In the field of cardiology, ECGs are commonly utilized for diagnostic purposes, therefore making them perfectly placed to leverage DL algorithms’ capabilities for the analysis of continuous signals. Applications of ECG analysis include screening and detection of cardiac arrhythmias, which are abnormal heart rates or rhythms. These are high-impact and well-studied applications due to the major global health burden, increased mortality risk, and health costs (25–28) created by cardiac arrhythmias.

We selected two highly clinically relevant (29–31) ECG analysis tasks and systematically addressed the unmet needs with multiple DL-based solutions in order to develop an ECG-analysis system that is clinically useful while delivering results competitive with the current state-of-the-art methods. Specifically, we 1) formulated the issues of clinical relevance in terms of actionable problems to be solved using modern learning techniques; 2) provided explainability of the AI system’s decision in terms of the arrythmia-related ECG morphology via a customly-designed input importance weighting mechanism, Spectro-Temporal Attention (STA); 3) showed that our system can uphold statistical-significance requirements and convey confidence levels by incorporating an uncertainty-estimation mechanism directly into it; 4) provided the system with a natural way of outputting any number of known class labels including zero, thus handling inputs coming from unknown classes or even a heterogeneous mix of classes; and 5) supplied an indicator for irrelevance of the system’s output in cases of distribution shift induced by utilizing cross-datasets generalization as an intrinsic training objective. We validate our system in a retrospective clinical-screening setting, enforcing an evaluation regime that closely mimics the challenges associated with medical data, such as low train-test samples ratios, data from various populations or recorded with different equipment, data containing more than one medical condition, and other challenges.

Results

Clinical Applications and Approach Overview.

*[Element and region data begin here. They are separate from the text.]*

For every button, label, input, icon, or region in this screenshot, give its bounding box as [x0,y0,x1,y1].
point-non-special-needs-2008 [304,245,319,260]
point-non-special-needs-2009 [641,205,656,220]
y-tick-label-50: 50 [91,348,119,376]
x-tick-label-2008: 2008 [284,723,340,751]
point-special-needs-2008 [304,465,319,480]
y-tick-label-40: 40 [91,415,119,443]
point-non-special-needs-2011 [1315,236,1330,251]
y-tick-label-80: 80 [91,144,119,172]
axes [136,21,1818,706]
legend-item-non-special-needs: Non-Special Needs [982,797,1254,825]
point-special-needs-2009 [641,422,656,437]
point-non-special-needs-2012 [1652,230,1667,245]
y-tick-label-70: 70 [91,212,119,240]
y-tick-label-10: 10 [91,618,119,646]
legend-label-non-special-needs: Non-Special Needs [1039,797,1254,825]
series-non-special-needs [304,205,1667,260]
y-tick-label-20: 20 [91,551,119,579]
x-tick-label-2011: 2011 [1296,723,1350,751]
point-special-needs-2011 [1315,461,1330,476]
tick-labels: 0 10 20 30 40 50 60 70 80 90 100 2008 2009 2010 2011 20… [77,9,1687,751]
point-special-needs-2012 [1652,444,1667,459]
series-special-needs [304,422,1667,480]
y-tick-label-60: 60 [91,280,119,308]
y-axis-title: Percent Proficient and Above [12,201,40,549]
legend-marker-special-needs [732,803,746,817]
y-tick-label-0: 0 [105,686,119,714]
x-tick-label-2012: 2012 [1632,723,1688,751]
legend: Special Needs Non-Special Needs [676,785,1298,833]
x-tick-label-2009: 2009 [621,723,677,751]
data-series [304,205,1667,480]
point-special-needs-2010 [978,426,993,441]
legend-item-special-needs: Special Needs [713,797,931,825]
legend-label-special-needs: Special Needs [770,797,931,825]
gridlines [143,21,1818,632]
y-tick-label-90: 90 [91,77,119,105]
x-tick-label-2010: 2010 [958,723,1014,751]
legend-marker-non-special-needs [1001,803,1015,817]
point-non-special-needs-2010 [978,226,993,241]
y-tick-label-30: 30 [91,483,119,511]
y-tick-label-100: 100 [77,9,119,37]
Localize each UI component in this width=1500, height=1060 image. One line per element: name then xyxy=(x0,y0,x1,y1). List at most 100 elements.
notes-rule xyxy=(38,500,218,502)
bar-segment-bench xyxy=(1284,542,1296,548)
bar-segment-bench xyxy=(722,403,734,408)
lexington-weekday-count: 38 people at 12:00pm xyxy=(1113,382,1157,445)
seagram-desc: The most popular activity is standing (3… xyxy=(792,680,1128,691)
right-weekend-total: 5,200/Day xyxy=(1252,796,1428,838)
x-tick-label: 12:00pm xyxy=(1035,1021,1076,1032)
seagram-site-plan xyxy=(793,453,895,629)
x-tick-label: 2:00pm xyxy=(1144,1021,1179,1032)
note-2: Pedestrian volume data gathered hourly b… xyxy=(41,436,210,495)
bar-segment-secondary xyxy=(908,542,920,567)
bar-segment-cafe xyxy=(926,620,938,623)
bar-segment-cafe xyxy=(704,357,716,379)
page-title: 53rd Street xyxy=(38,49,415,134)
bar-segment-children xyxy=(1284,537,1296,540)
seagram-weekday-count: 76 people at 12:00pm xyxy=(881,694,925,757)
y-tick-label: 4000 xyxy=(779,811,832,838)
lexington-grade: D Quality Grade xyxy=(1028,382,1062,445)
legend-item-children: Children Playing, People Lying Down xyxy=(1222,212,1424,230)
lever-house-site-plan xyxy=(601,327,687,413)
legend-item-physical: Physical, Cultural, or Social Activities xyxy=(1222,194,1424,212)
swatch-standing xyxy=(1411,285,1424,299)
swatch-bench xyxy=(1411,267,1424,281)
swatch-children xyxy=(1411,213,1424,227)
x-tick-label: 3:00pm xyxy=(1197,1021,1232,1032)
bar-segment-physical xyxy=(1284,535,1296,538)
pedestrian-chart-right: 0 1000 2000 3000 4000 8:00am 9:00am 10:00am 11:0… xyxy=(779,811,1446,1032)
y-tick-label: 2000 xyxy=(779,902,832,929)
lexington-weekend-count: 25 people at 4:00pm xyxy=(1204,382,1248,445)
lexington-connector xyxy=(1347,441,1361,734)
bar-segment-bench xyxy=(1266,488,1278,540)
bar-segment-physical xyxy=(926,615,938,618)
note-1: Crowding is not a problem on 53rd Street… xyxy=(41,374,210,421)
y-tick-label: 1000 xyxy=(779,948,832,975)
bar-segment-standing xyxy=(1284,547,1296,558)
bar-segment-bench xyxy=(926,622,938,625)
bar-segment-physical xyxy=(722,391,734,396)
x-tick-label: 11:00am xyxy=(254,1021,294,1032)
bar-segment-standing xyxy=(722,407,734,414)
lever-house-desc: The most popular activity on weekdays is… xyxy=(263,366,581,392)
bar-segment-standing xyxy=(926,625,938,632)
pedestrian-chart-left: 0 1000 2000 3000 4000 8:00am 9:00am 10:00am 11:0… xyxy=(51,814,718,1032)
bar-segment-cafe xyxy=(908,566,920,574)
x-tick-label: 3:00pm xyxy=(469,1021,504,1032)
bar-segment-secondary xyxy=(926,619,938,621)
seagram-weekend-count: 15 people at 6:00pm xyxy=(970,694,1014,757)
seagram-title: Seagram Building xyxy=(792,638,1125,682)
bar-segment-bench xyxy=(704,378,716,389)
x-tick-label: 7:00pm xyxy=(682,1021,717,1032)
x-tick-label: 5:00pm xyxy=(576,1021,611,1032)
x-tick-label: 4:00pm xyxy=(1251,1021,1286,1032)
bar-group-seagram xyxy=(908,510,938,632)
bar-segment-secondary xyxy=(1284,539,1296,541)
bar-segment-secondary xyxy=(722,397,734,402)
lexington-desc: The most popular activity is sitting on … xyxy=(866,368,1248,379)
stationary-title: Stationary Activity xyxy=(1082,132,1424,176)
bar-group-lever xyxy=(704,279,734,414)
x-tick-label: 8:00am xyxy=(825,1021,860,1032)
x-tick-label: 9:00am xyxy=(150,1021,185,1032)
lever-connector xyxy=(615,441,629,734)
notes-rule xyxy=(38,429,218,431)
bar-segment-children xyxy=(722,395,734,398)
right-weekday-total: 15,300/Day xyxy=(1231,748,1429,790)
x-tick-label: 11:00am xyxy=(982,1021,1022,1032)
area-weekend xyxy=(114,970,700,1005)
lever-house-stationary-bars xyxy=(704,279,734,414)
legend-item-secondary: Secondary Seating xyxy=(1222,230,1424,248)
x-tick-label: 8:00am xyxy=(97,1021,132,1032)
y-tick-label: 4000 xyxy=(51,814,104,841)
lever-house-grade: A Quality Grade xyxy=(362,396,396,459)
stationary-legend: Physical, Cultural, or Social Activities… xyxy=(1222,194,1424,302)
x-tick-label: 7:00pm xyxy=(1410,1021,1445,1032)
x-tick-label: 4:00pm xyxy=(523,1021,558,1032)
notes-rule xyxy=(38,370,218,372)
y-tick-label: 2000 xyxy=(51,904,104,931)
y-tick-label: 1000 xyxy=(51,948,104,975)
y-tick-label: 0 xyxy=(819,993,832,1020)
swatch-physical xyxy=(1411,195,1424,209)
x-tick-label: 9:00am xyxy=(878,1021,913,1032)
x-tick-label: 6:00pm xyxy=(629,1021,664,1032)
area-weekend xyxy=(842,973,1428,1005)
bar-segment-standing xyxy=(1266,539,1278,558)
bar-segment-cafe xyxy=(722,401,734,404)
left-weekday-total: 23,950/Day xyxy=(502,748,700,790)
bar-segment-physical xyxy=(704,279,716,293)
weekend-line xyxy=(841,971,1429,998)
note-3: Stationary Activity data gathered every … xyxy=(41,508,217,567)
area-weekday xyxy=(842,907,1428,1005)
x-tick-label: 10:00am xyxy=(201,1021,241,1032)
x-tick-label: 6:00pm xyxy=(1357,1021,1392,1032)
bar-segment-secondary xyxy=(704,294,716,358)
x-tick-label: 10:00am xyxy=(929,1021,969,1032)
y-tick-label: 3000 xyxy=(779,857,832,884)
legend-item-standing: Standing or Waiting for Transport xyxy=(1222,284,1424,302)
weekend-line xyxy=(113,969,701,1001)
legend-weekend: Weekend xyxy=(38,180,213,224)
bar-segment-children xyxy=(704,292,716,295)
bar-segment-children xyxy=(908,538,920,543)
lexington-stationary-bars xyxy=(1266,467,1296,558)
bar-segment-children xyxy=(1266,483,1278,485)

In order to assess the benefit of addressing each unmet need and demonstrate its importance for integrating AI into the practice of cardiology, we focus on two ECG-analysis tasks. Firstly, classification of cardiac arrhythmias in heterogeneous-rhythm segments. We trained our model to detect any combination of 10 different prevalent rhythm types from either one- or two-lead ECG segments containing multiple heart beats, which may include a heterogeneous mix of any known or unknown rhythm types and noise. Specifically, the model is tasked with providing binary classification for each rhythm type in each input ECG segment. The second task is detection of whether an underlying pathology is present in a patient, from ECG segments containing regular morphology (i.e., segments in which it is not visible due to the intermittent nature of arrhythmias), thus detecting patients suffering from some known pathologies, which were classified as normal sinus rhythm (NSR) segments by a human cardiologist. To this end, when creating our training data, we make a class distinction between NSR segments from healthy subjects, which we denote simply as NSR, and segments labeled as NSR by a cardiologist but coming from patients with some underlying cardiopathology, which we denote as latent-pathology NSR (LP-NSR). The purpose of this distinction is to train the model to discriminate between these cases, which were indistinguishable to the human cardiologist annotator. The choice of analyzing one or two leads was based on our insistence to work with publicly available data only. Technically, the model can analyze any number of leads, including, but not limited to, the usual 12.

Note that, with the aim of large-scale ECG-based screening in mind, we do not attempt to classify which underlying arrhythmia is present in LP-NSR segments, but to indicate whether such a segment originated in a patient suffering from any arrhythmia. These tasks were chosen because they model what might take place in a clinical environment while a subject is connected to ECG recording equipment for a short duration (minutes). Since cardiac arrhythmias can be highly intermittent, during this time, the ECG may or may not show any known arrhythmias, show any combination of known ones, or show a completely normal rhythm (NSR). Additionally, any number of noise artifacts may be present due to movement or other factors. Thus, the ability of the model to handle heterogeneous and noisy segments is imperative, and the ability to classify a seemingly normal NSR segment as belonging to a subject with an underlying arrhythmia could significantly improve early screening applications (32).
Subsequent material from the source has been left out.